Procédure contentieuse antérieure :

M. D... a demandé au Tribunal administratif de Paris d'annuler la décision implicite par laquelle le recteur de l'académie de Paris a refusé de condamner l'État à lui verser la somme de 100 000 euros en réparation des préjudices qu'il estime avoir subis du fait de l'illégalité fautive des décisions de mutation d'office des 28 août 2015 et 30 mai 2016, du défaut de protection fonctionnelle par l'administration rectorale et des faits de harcèlement moral dont il se dit avoir été victime de la part de l'équipe enseignante d'EPS et du proviseur du collège-lycée François Villon.

Par un jugement n° 1700152 du 23 janvier 2019, le Tribunal administratif de Paris a rejeté sa demande.

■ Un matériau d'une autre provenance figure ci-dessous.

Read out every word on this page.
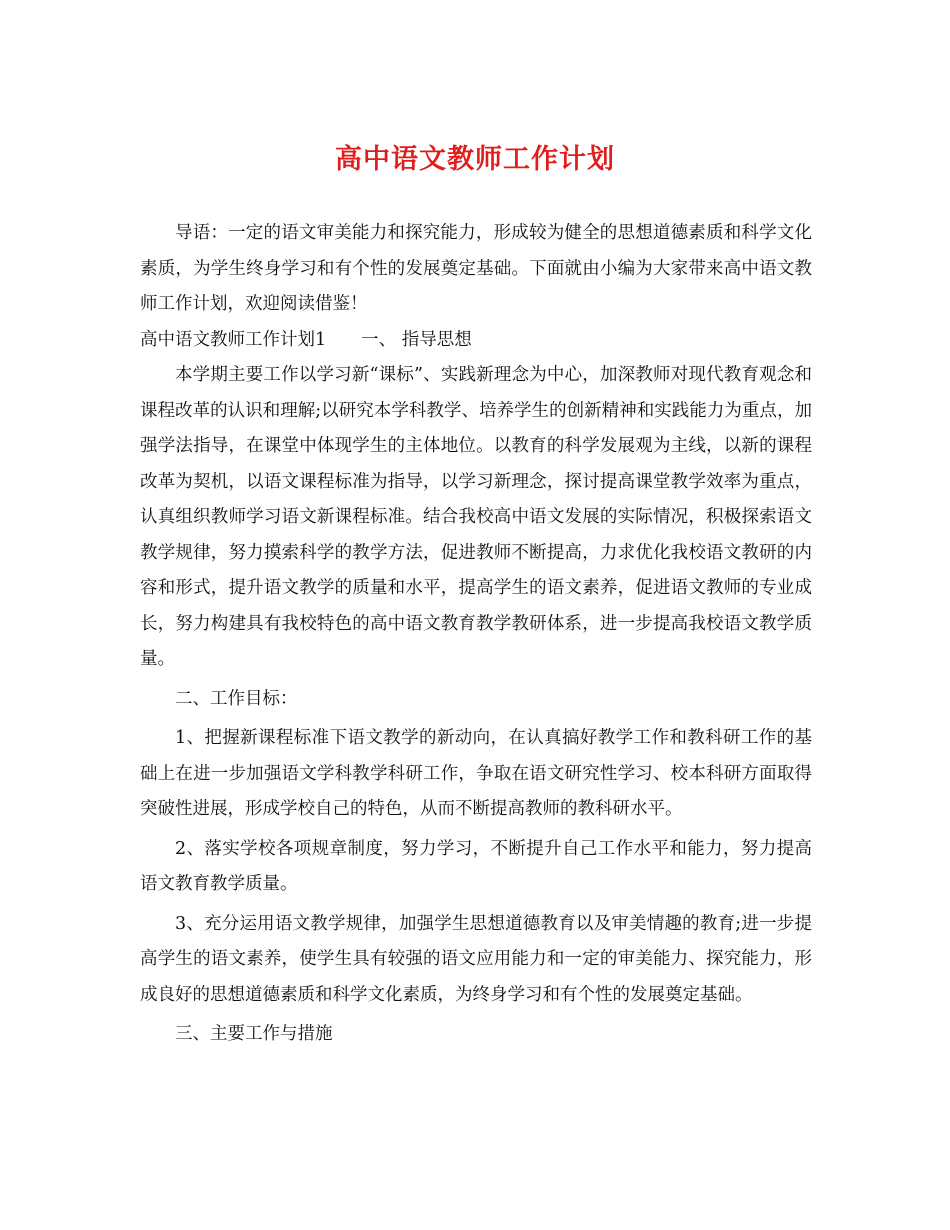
高中语文教师工作计划

导语：一定的语文审美能力和探究能力，形成较为健全的思想道德素质和科学文化素质，为学生终身学习和有个性的发展奠定基础。下面就由小编为大家带来高中语文教师工作计划，欢迎阅读借鉴！

高中语文教师工作计划1　　一、 指导思想

本学期主要工作以学习新“课标”、实践新理念为中心，加深教师对现代教育观念和课程改革的认识和理解;以研究本学科教学、培养学生的创新精神和实践能力为重点，加强学法指导，在课堂中体现学生的主体地位。以教育的科学发展观为主线，以新的课程改革为契机，以语文课程标准为指导，以学习新理念，探讨提高课堂教学效率为重点，认真组织教师学习语文新课程标准。结合我校高中语文发展的实际情况，积极探索语文教学规律，努力摸索科学的教学方法，促进教师不断提高，力求优化我校语文教研的内容和形式，提升语文教学的质量和水平，提高学生的语文素养，促进语文教师的专业成长，努力构建具有我校特色的高中语文教育教学教研体系，进一步提高我校语文教学质量。

二、工作目标：

1、把握新课程标准下语文教学的新动向，在认真搞好教学工作和教科研工作的基础上在进一步加强语文学科教学科研工作，争取在语文研究性学习、校本科研方面取得突破性进展，形成学校自己的特色，从而不断提高教师的教科研水平。

2、落实学校各项规章制度，努力学习，不断提升自己工作水平和能力，努力提高语文教育教学质量。

3、充分运用语文教学规律，加强学生思想道德教育以及审美情趣的教育;进一步提高学生的语文素养，使学生具有较强的语文应用能力和一定的审美能力、探究能力，形成良好的思想道德素质和科学文化素质，为终身学习和有个性的发展奠定基础。

三、主要工作与措施
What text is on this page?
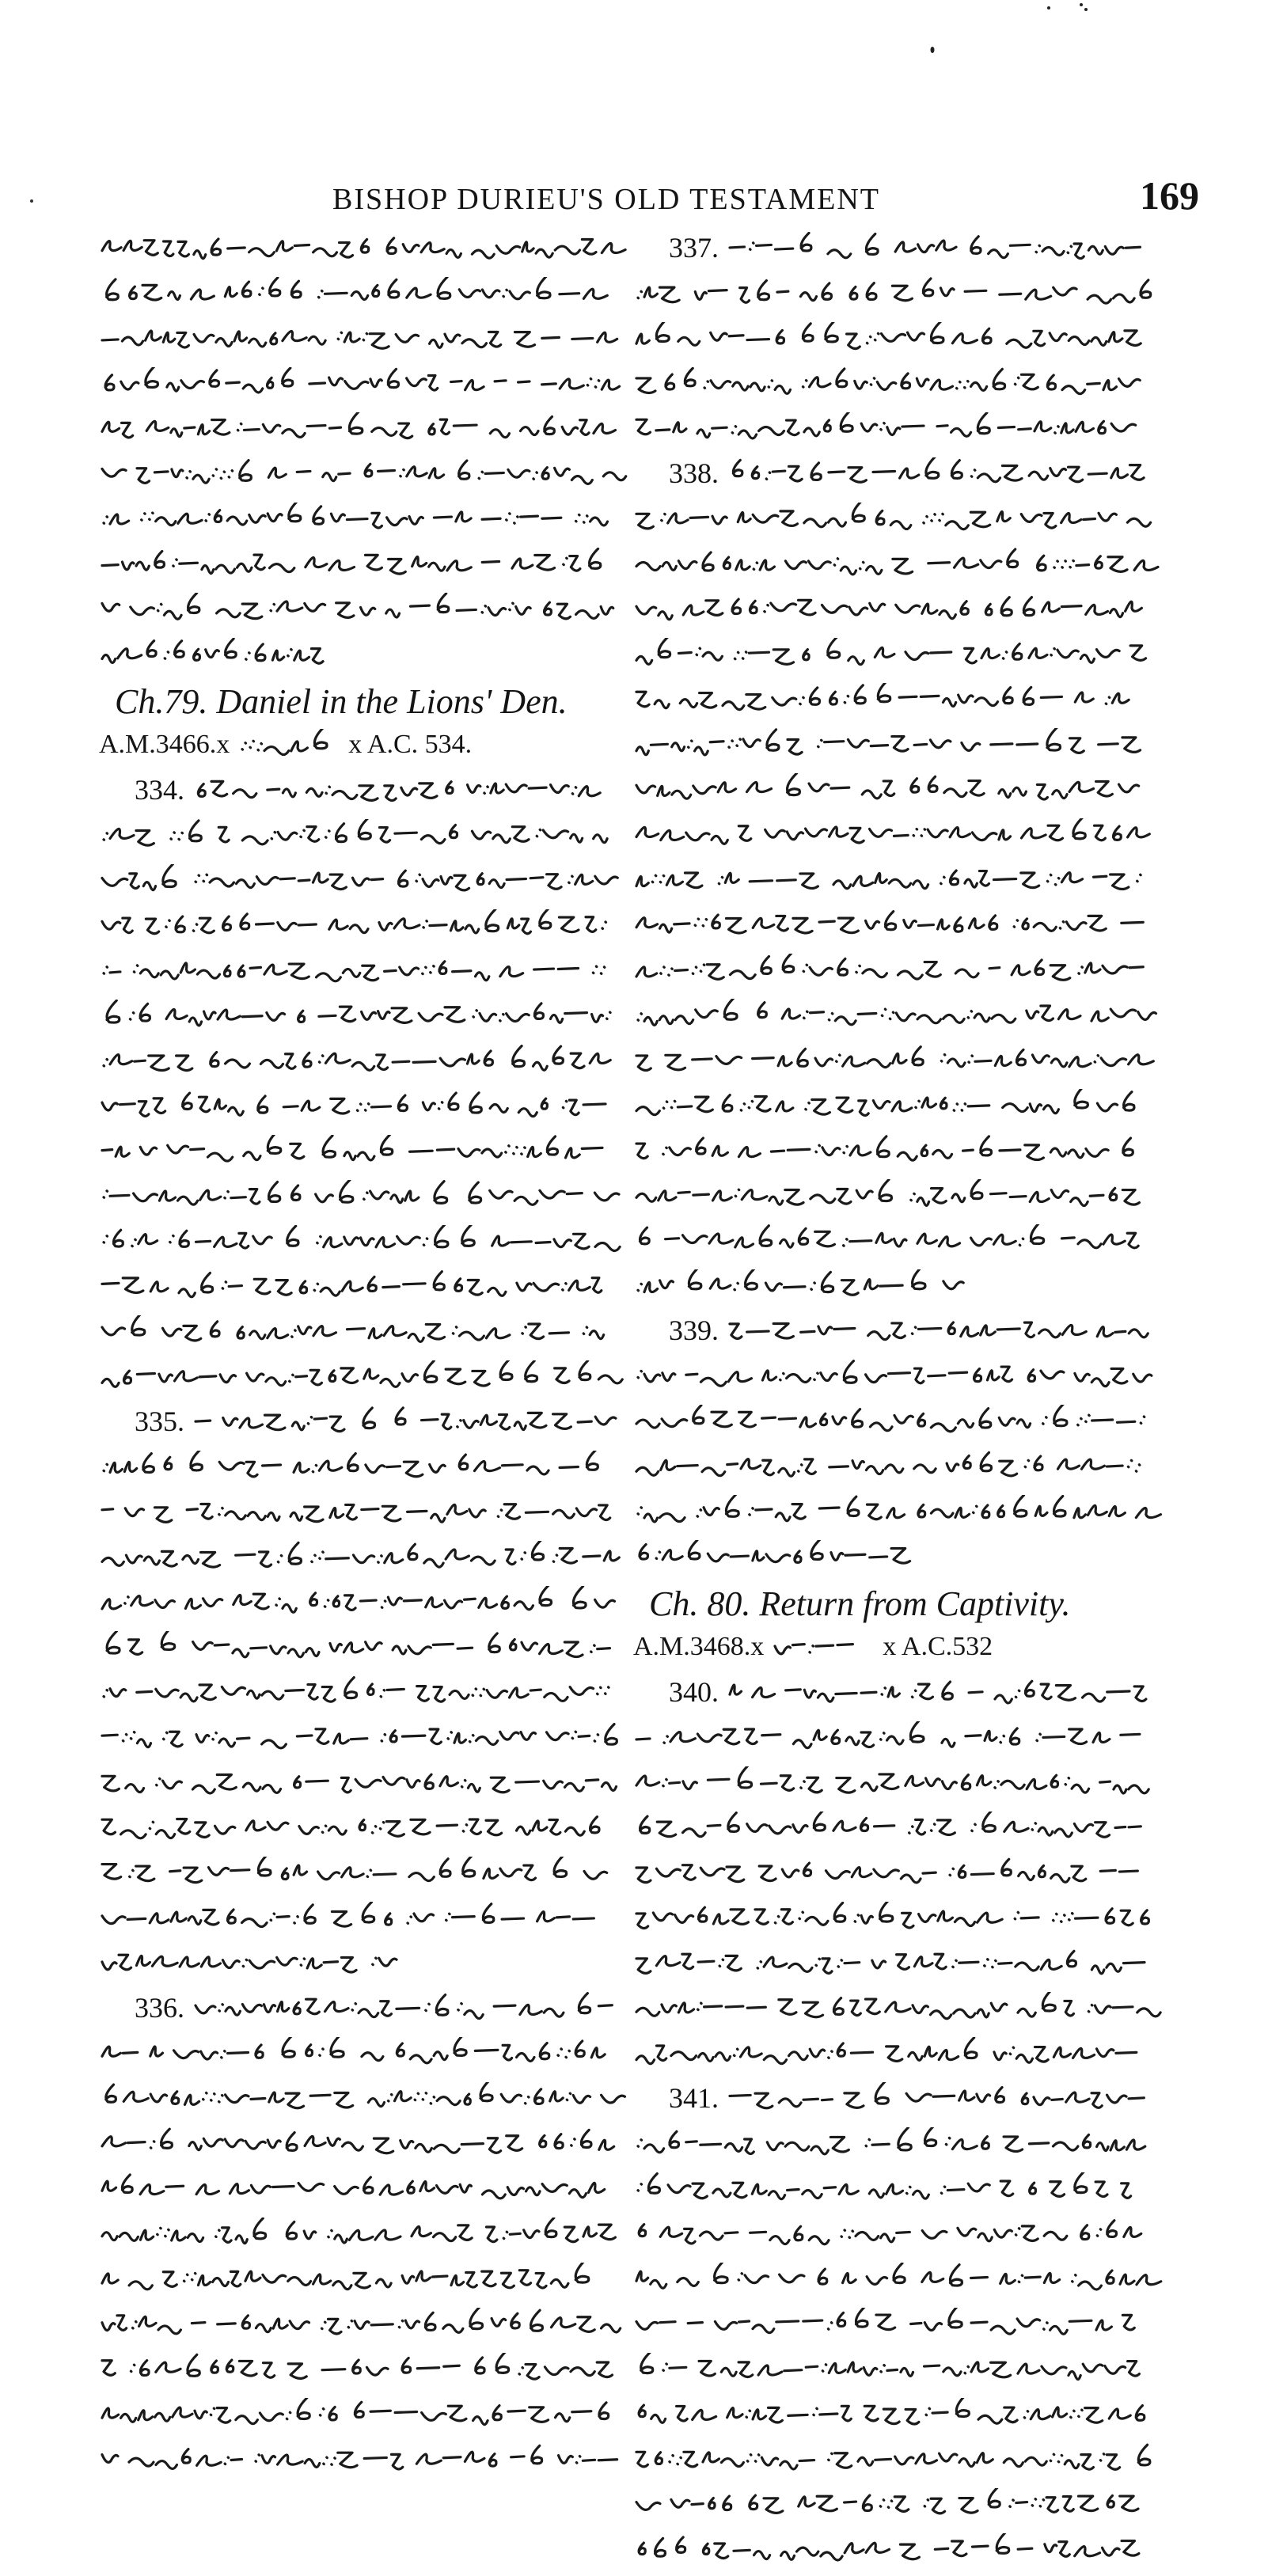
BISHOP DURIEU'S OLD TESTAMENT	169
Ch.79. Daniel in the Lions' Den.
A.M.3466.x	x A.C. 534.
334.
335.
336.
337.
338.
339.
Ch. 80. Return from Captivity.
A.M.3468.x	x A.C.532
340.
341.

Procédure devant la Cour :

Par une requête et un mémoire, enregistrés les 22 mars 2019 et 8 janvier 2021, M. D... représenté par Me A..., demande à la Cour :

1°) d'annuler le jugement n° 1700152 du 23 janvier 2019 ;

2°) d'annuler la décision par laquelle le recteur de l'académie de Paris a implicitement rejeté sa demande préalable d'indemnisation en date du 18 août 2016 ;

3°) de condamner l'État à lui verser la somme de 100 000 euros au titre des préjudices subis dans le délai d'un mois à compter de l'arrêt à intervenir et sous astreinte de 150 euros par jour de retard ;

4°) de mettre à la charge de l'État la somme de 8 350 euros au titre de l'article L. 761-1 du code de justice administrative.

Il soutient que :

- les deux décisions illégales de mutation d'office des 28 août 2015 et 30 mai 2016, l'inaction de l'administration face au harcèlement moral dont il a été victime de la part de l'équipe éducative du collège-lycée François Villon et du rectorat de l'académie de Paris, et l'absence de protection par les services rectoraux engagent la responsabilité de l'État pour faute ;

- les fautes commises par le recteur de l'académie de Paris lui ont fait perdre une partie substantielle de sa rémunération de professeur principal d'éducation physique et sportive, responsable d'une section sportive scolaire de football féminin ainsi que les avantages de carrière liés à son ancienneté de 10 ans et son affectation dans un collège classé en réseau d'éducation prioritaire et un lycée classé en zone sensible et ont conduit à une dégradation de son état de santé durant l'année scolaire 2016/2017 et ont constitué une atteinte à son honneur et à la dignité ainsi qu'à sa réputation personnelle et professionnelle ;

- il évalue l'ensemble de ses préjudices financier et moral à une somme de 100 000 euros.

Par un mémoire en défense enregistré, le 21 septembre 2020, le ministre de l'éducation nationale conclut au rejet de la requête.

Il soutient que les moyens soulevés par M. D... ne sont pas fondés.

Vu les autres pièces du dossier.

Vu :

- la loi n° 83-634 du 13 juillet 1983 ;

- la loi n° 84-16 du 11 janvier 1984 ;

- l'ordonnance n° 2020-1402 du 18 novembre 2020 ;

- les décrets n° 2020-1404 et n° 2020-1406 du 18 novembre 2020 ;

- le code de justice administrative.

Les parties ont été régulièrement averties du jour de l'audience.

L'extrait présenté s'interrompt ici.